Fokus „Sichere Räume“

Feministischer Aktivismus braucht sichere Räume

Sichere Räume zu haben, ist ein wichtiges Thema für feministische Organisationen. Wenn Organisationen beispielsweise mit und für Betroffene von geschlechtsspezifischer oder rassistischer Gewalt arbeiten, verlangt dies ein besonders sicheres Umfeld. Betroffene müssen sich geschützt fühlen, damit Hilfsangebote und Beratungen gut und nachhaltig angeboten werden können.

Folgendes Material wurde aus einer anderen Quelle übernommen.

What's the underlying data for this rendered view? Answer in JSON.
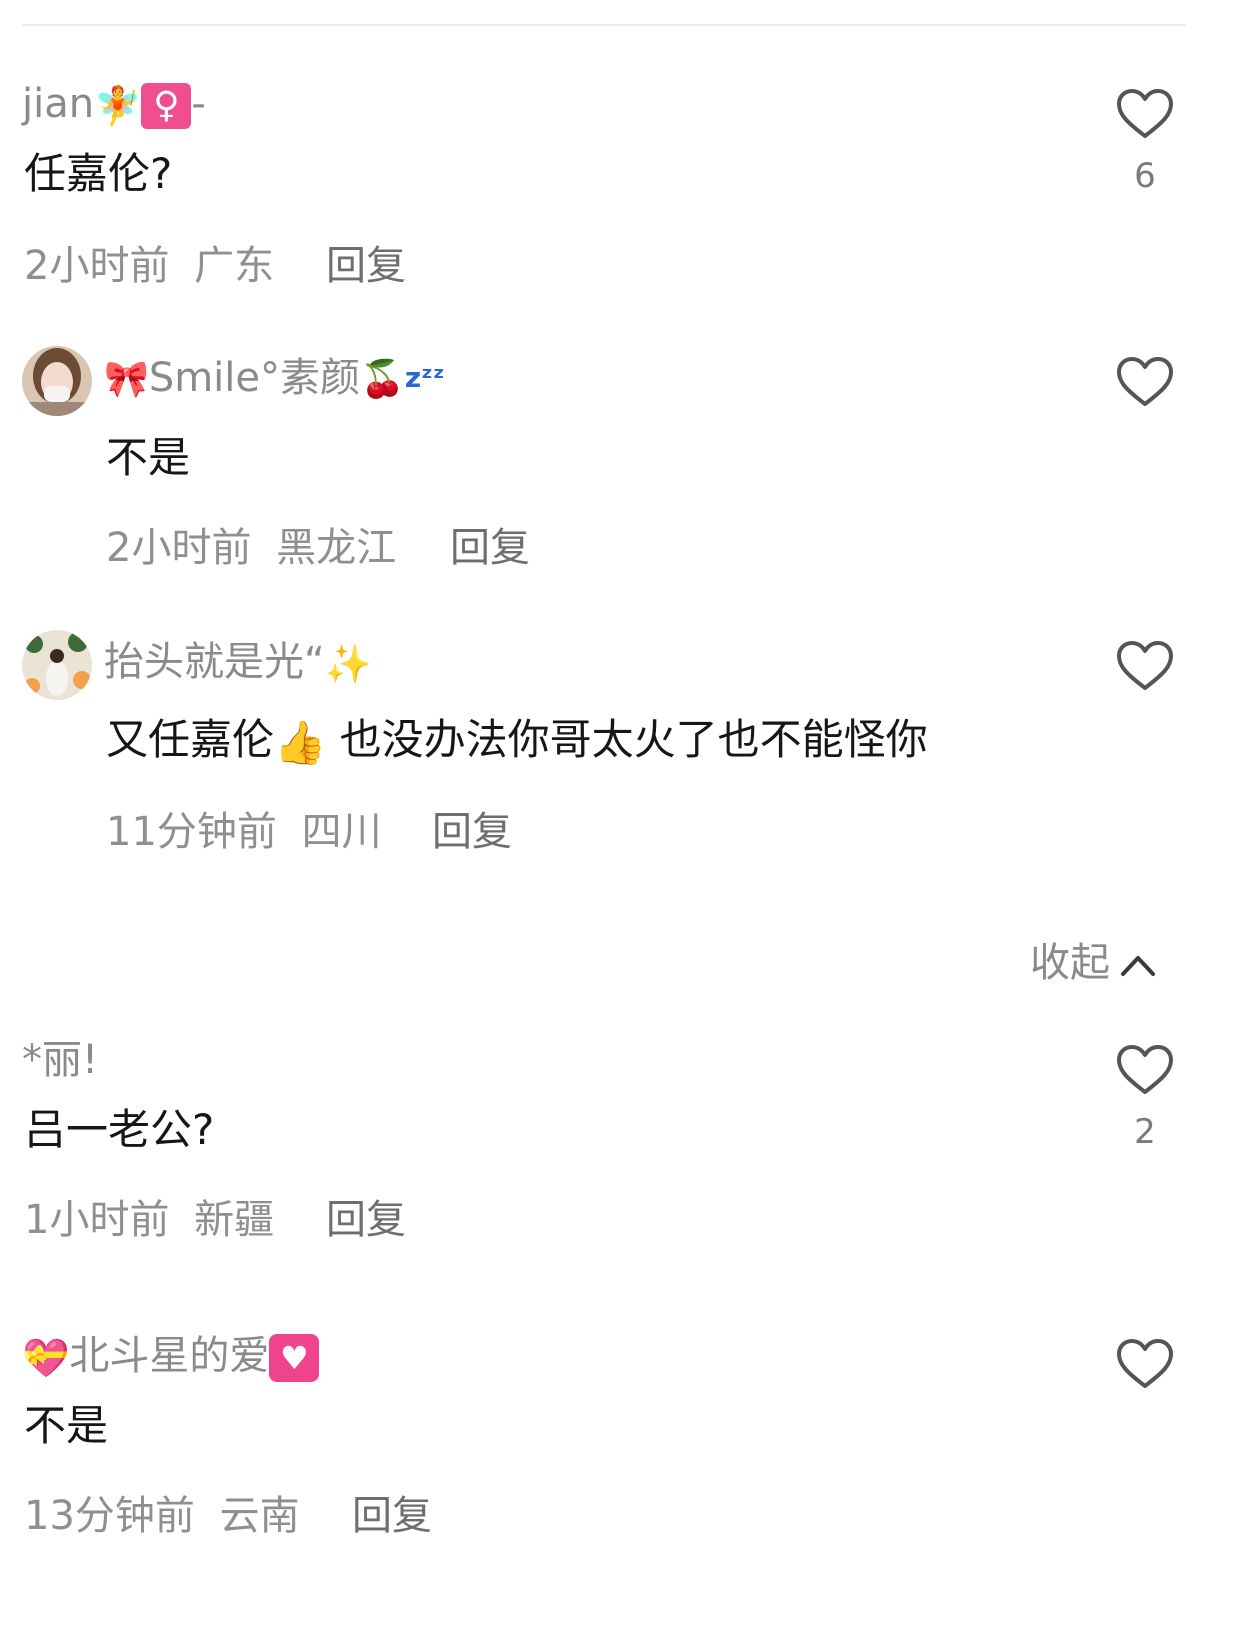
{
  "comments": [
    {
      "username": "jian",
      "username_emoji": "🧚♀-",
      "text": "任嘉伦?",
      "time": "2小时前",
      "region": "广东",
      "reply_label": "回复",
      "likes": "6"
    },
    {
      "username": "Smile°素颜",
      "username_prefix_emoji": "🎀",
      "username_suffix_emoji": "🍒💤",
      "text": "不是",
      "time": "2小时前",
      "region": "黑龙江",
      "reply_label": "回复"
    },
    {
      "username": "抬头就是光“",
      "username_suffix_emoji": "✨",
      "text_a": "又任嘉伦",
      "text_emoji": "👍",
      "text_b": " 也没办法你哥太火了也不能怪你",
      "time": "11分钟前",
      "region": "四川",
      "reply_label": "回复"
    },
    {
      "username": "*丽!",
      "text": "吕一老公?",
      "time": "1小时前",
      "region": "新疆",
      "reply_label": "回复",
      "likes": "2"
    },
    {
      "username_prefix_emoji": "💝",
      "username": "北斗星的爱",
      "username_suffix_emoji": "💟",
      "text": "不是",
      "time": "13分钟前",
      "region": "云南",
      "reply_label": "回复"
    }
  ],
  "collapse_label": "收起",
  "colors": {
    "text": "#161616",
    "muted": "#8a8a8a",
    "reply": "#6e6e6e",
    "heart_stroke": "#555555"
  }
}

Oft sind es auch die feministischen Organisationen und Aktivist*innen selbst, die sichere Räume brauchen. Feministische Organisationen sind vielfach Anfeindungen und gewalttätigen Bedrohungen ausgesetzt. Hinzu kommen oft unsichere und problematische Mietverhältnisse, gerade wenn Organisationen einer stark marginalisierten Gruppe, wie z. B. den Rom*nja, angehören. Immer mehr Partner*innen von filia sehen sich nach eigenen und sicheren Räumen um.

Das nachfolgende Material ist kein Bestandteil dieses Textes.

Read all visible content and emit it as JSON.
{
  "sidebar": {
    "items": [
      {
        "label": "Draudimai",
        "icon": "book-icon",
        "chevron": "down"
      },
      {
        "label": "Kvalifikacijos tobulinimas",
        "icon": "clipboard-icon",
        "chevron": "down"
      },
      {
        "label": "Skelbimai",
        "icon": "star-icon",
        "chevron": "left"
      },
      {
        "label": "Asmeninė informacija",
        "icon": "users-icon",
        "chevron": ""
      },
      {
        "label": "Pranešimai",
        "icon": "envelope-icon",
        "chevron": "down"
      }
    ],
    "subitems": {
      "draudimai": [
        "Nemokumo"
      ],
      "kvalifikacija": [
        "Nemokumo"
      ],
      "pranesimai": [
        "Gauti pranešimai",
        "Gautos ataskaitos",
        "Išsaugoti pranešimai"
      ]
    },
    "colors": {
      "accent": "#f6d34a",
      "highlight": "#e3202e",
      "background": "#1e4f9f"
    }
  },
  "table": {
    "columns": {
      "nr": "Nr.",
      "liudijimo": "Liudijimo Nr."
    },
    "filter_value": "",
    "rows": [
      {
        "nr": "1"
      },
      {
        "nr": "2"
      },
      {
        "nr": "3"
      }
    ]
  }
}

Geschütztes Zusammenkommen ermöglichen

Wir verstehen „Sichere Räume“ aber nicht nur im wortwörtlichen Sinne. Ein sicherer Raum kann auch ein Workshop für junge Frauen sein, in dem sie ermutigt werden, ihre eigene Meinung zu formulieren und stereotype Geschlechterrollen zu hinterfragen. Oder es ist ein Computerkurs oder eine Bastelgruppe, in der Menschen marginalisierter Gruppen zusammenkommen. Neben den Fertigkeiten, die bei solchen Angeboten erworben werden, ist es vor allem die Gemeinschaft, die den von Diskriminierung Betroffenen Kraft gibt. In einem sicheren Raum Mehrheitserfahrungen zu machen, sich mit den Problemen und Erfahrungen nicht alleine zu wissen, ist für viele marginalisierte Frauen und Mädchen ein empowerndes Moment.

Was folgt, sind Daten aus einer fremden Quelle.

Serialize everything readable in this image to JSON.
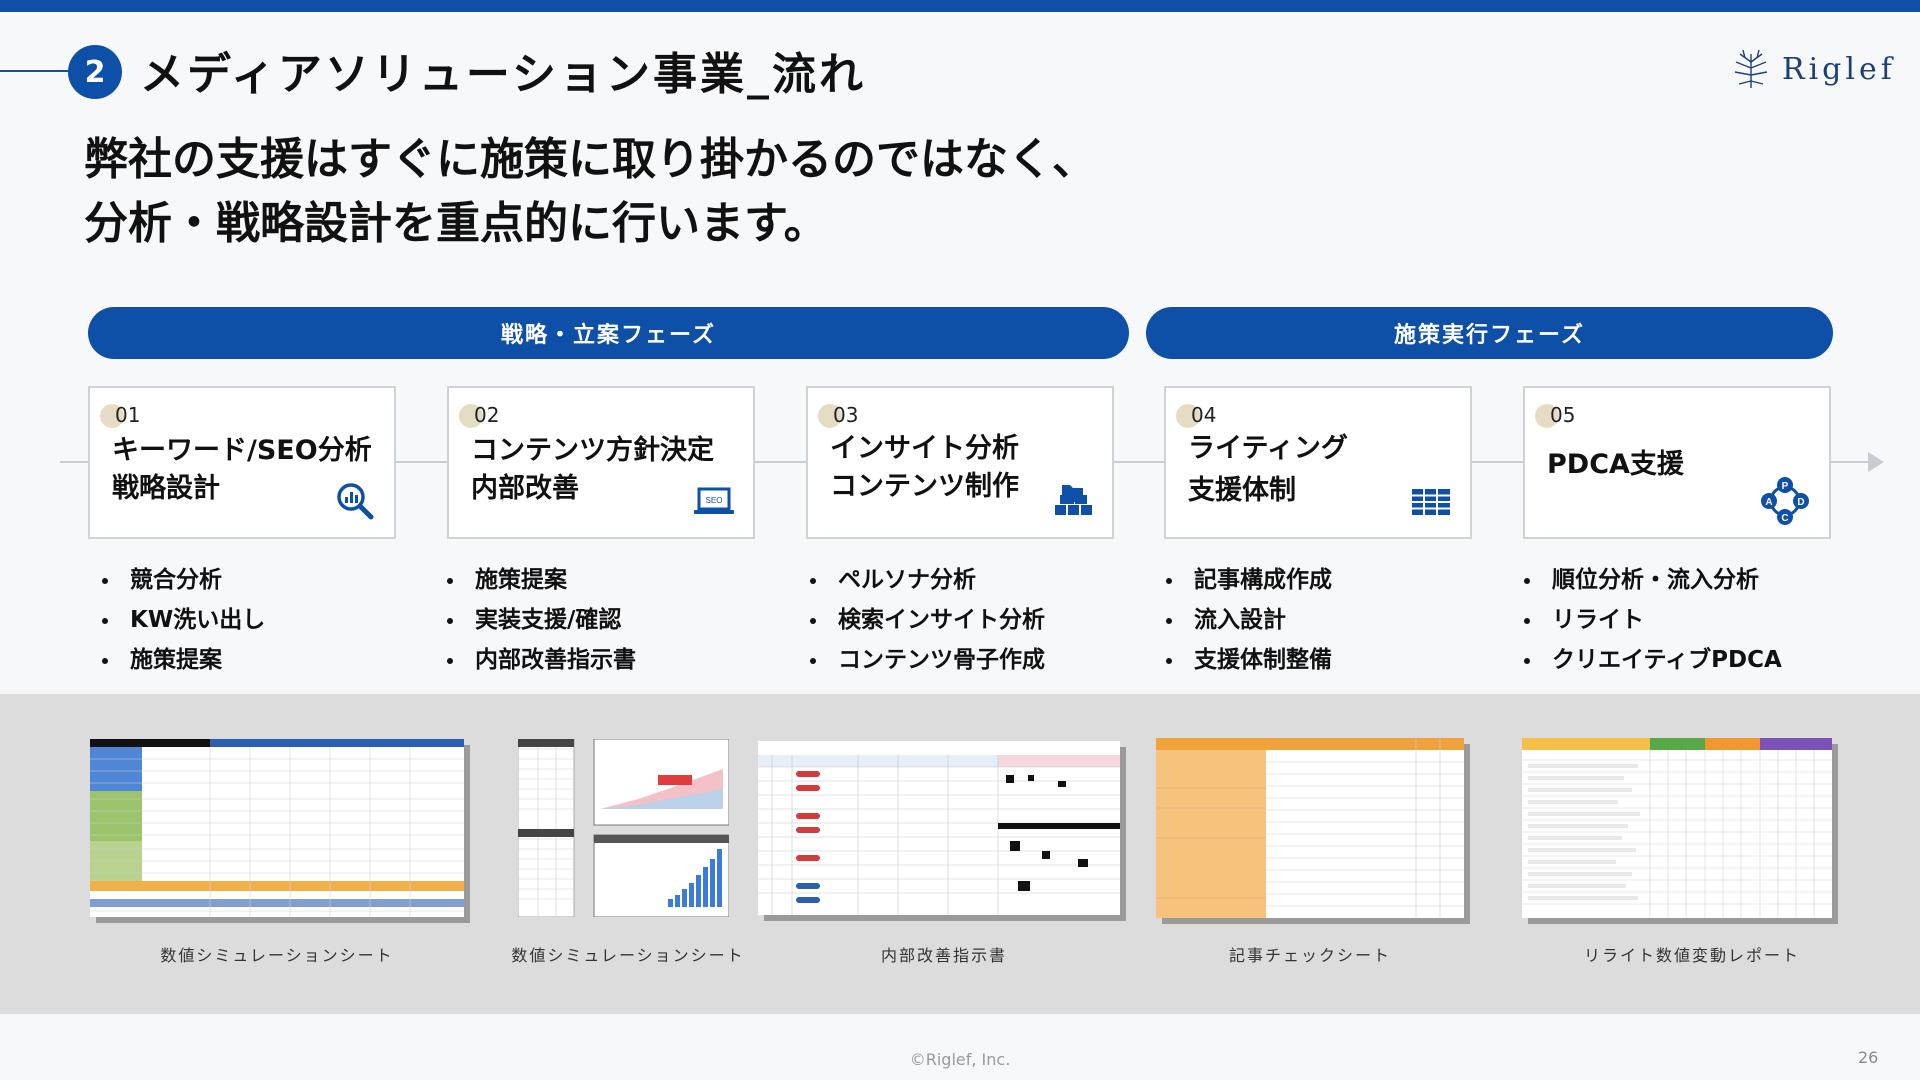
{
  "header": {
    "section_number": "2",
    "section_title": "メディアソリューション事業_流れ",
    "logo_text": "Riglef"
  },
  "headline": {
    "line1": "弊社の支援はすぐに施策に取り掛かるのではなく、",
    "line2": "分析・戦略設計を重点的に行います。"
  },
  "phases": {
    "strategy": "戦略・立案フェーズ",
    "execution": "施策実行フェーズ"
  },
  "steps": [
    {
      "num": "01",
      "title1": "キーワード/SEO分析",
      "title2": "戦略設計",
      "icon": "magnifier-chart-icon",
      "bullets": [
        "競合分析",
        "KW洗い出し",
        "施策提案"
      ]
    },
    {
      "num": "02",
      "title1": "コンテンツ方針決定",
      "title2": "内部改善",
      "icon": "seo-laptop-icon",
      "icon_text": "SEO",
      "bullets": [
        "施策提案",
        "実装支援/確認",
        "内部改善指示書"
      ]
    },
    {
      "num": "03",
      "title1": "インサイト分析",
      "title2": "コンテンツ制作",
      "icon": "folder-boxes-icon",
      "bullets": [
        "ペルソナ分析",
        "検索インサイト分析",
        "コンテンツ骨子作成"
      ]
    },
    {
      "num": "04",
      "title1": "ライティング",
      "title2": "支援体制",
      "icon": "grid-table-icon",
      "bullets": [
        "記事構成作成",
        "流入設計",
        "支援体制整備"
      ]
    },
    {
      "num": "05",
      "title1": "PDCA支援",
      "title2": "",
      "icon": "pdca-cycle-icon",
      "icon_letters": [
        "P",
        "D",
        "C",
        "A"
      ],
      "bullets": [
        "順位分析・流入分析",
        "リライト",
        "クリエイティブPDCA"
      ]
    }
  ],
  "gallery": [
    {
      "caption": "数値シミュレーションシート"
    },
    {
      "caption": "数値シミュレーションシート"
    },
    {
      "caption": "内部改善指示書"
    },
    {
      "caption": "記事チェックシート"
    },
    {
      "caption": "リライト数値変動レポート"
    }
  ],
  "footer": {
    "copyright": "©Riglef, Inc.",
    "page_number": "26"
  },
  "colors": {
    "brand_blue": "#0e4fa8",
    "card_border": "#cfd2d6",
    "gallery_bg": "#dcdcdc",
    "number_dot": "#e6dcc3"
  }
}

Es gehört zu filias Fördergrundsätzen sich an den Bedürfnissen ihre Partner*innen zu orientieren. So hat sich der Fokus auf Sichere Räume in den letzten Jahren organisch entwickelt. filia unterstützt ihre Partner*innen beim Erwerb eigener Räume oder, da wo möglich, bei der Ausgestaltung gemieteter Räume. Entscheidend ist, dass die Räume zu den Bedürfnissen der Organisation und vor allem der Menschen, denen die Organisation dient, passen.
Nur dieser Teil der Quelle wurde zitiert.